The travel ban is back—broader, tougher, and politically charged. Five more countries are out, dozens face new limits, and the message from Washington is unmistakable.
The Trump administration on Tuesday moved to significantly expand its travel ban, adding five countries to the list of nations whose citizens are barred from entering the United States and imposing new restrictions on travelers from more than a dozen others.
The decision marks another escalation in the administration’s drive to tighten immigration controls and revive one of President Donald Trump’s most controversial first-term policies.
Under the new proclamation, nationals from Syria, South Sudan, Burkina Faso, Mali and Niger are now fully banned from visiting the United States. The White House also announced a complete restriction on travel by individuals using travel documents issued by the Palestinian Authority, a move likely to draw international scrutiny.
The expansion follows the recent arrest of an Afghan national accused of shooting two National Guard troops near the White House over the Thanksgiving weekend.
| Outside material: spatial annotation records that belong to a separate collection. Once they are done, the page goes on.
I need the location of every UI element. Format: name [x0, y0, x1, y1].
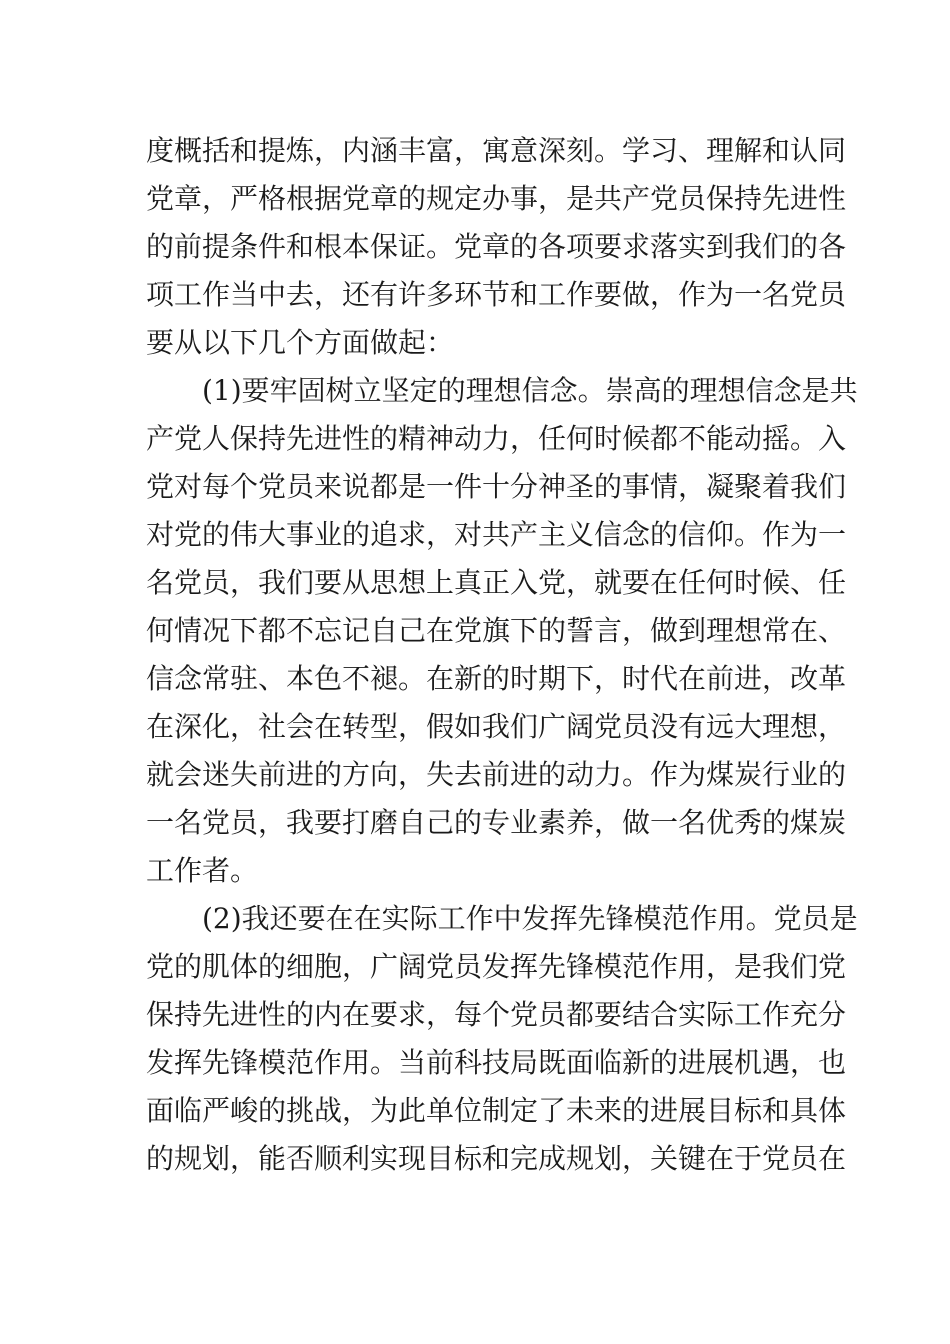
paragraph-start-line: (2)我还要在在实际工作中发挥先锋模范作用。党员是: [202, 902, 858, 935]
text-line: 要从以下几个方面做起：: [146, 326, 455, 359]
text-line: 党的肌体的细胞，广阔党员发挥先锋模范作用，是我们党: [146, 950, 847, 983]
text-line: 发挥先锋模范作用。当前科技局既面临新的进展机遇，也: [146, 1046, 847, 1079]
text-line: 项工作当中去，还有许多环节和工作要做，作为一名党员: [146, 278, 847, 311]
text-line: 一名党员，我要打磨自己的专业素养，做一名优秀的煤炭: [146, 806, 847, 839]
text-line: 对党的伟大事业的追求，对共产主义信念的信仰。作为一: [146, 518, 847, 551]
text-line: 工作者。: [146, 854, 259, 887]
text-line: 产党人保持先进性的精神动力，任何时候都不能动摇。入: [146, 422, 847, 455]
text-line: 保持先进性的内在要求，每个党员都要结合实际工作充分: [146, 998, 847, 1031]
text-line: 的前提条件和根本保证。党章的各项要求落实到我们的各: [146, 230, 847, 263]
body-text: [146, 127, 858, 1183]
text-line: 党对每个党员来说都是一件十分神圣的事情，凝聚着我们: [146, 470, 847, 503]
paragraph-start-line: (1)要牢固树立坚定的理想信念。崇高的理想信念是共: [202, 374, 858, 407]
text-line: 在深化，社会在转型，假如我们广阔党员没有远大理想，: [146, 710, 847, 743]
text-line: 面临严峻的挑战，为此单位制定了未来的进展目标和具体: [146, 1094, 847, 1127]
text-line: 名党员，我们要从思想上真正入党，就要在任何时候、任: [146, 566, 847, 599]
text-line: 度概括和提炼，内涵丰富，寓意深刻。学习、理解和认同: [146, 134, 847, 167]
text-line: 信念常驻、本色不褪。在新的时期下，时代在前进，改革: [146, 662, 847, 695]
text-line: 的规划，能否顺利实现目标和完成规划，关键在于党员在: [146, 1142, 847, 1175]
text-line: 何情况下都不忘记自己在党旗下的誓言，做到理想常在、: [146, 614, 847, 647]
text-line: 就会迷失前进的方向，失去前进的动力。作为煤炭行业的: [146, 758, 847, 791]
text-line: 党章，严格根据党章的规定办事，是共产党员保持先进性: [146, 182, 847, 215]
While administration officials have not directly linked the case to the policy shift, the timing underscores how security incidents continue to shape immigration decisions.
The new measures build on a sweeping announcement Trump made in June, when he reinstated a hallmark policy from his first term by banning travelers from 12 countries and imposing partial restrictions on seven others.
That earlier list included Afghanistan, Myanmar, Chad, the Republic of Congo, Equatorial Guinea, Eritrea, Haiti, Iran, Libya, Somalia, Sudan and Yemen, with heightened restrictions placed on Burundi, Cuba, Laos, Sierra Leone, Togo, Turkmenistan and Venezuela.
Tuesday’s update goes further. In addition to the five newly banned countries, the administration added 15 more nations to the list facing partial travel restrictions: Angola, Antigua and Barbuda, Benin, Côte d’Ivoire, Dominica, Gabon, Gambia, Malawi, Mauritania, Nigeria, Senegal, Tanzania, Tonga, Zambia and Zimbabwe.
In justifying the move, the administration cited what it described as systemic problems in many of the affected countries, including widespread corruption, unreliable civil documentation and weak criminal record systems. Officials also pointed to high rates of visa overstays, refusals by some governments to accept deported nationals, and political instability that complicates U.S. vetting efforts.
“The restrictions and limitations imposed by the Proclamation are necessary to prevent the entry of foreign nationals about whom the United States lacks sufficient information to assess the risks they pose,” the White House said, framing the policy as essential to national security, counterterrorism and immigration enforcement.
The Afghan suspect in the Thanksgiving shooting has pleaded not guilty to murder and assault charges. Still, the broader policy shift suggests the administration is once again using border security as both a governing priority and a defining political signal—one with far-reaching diplomatic and humanitarian consequences.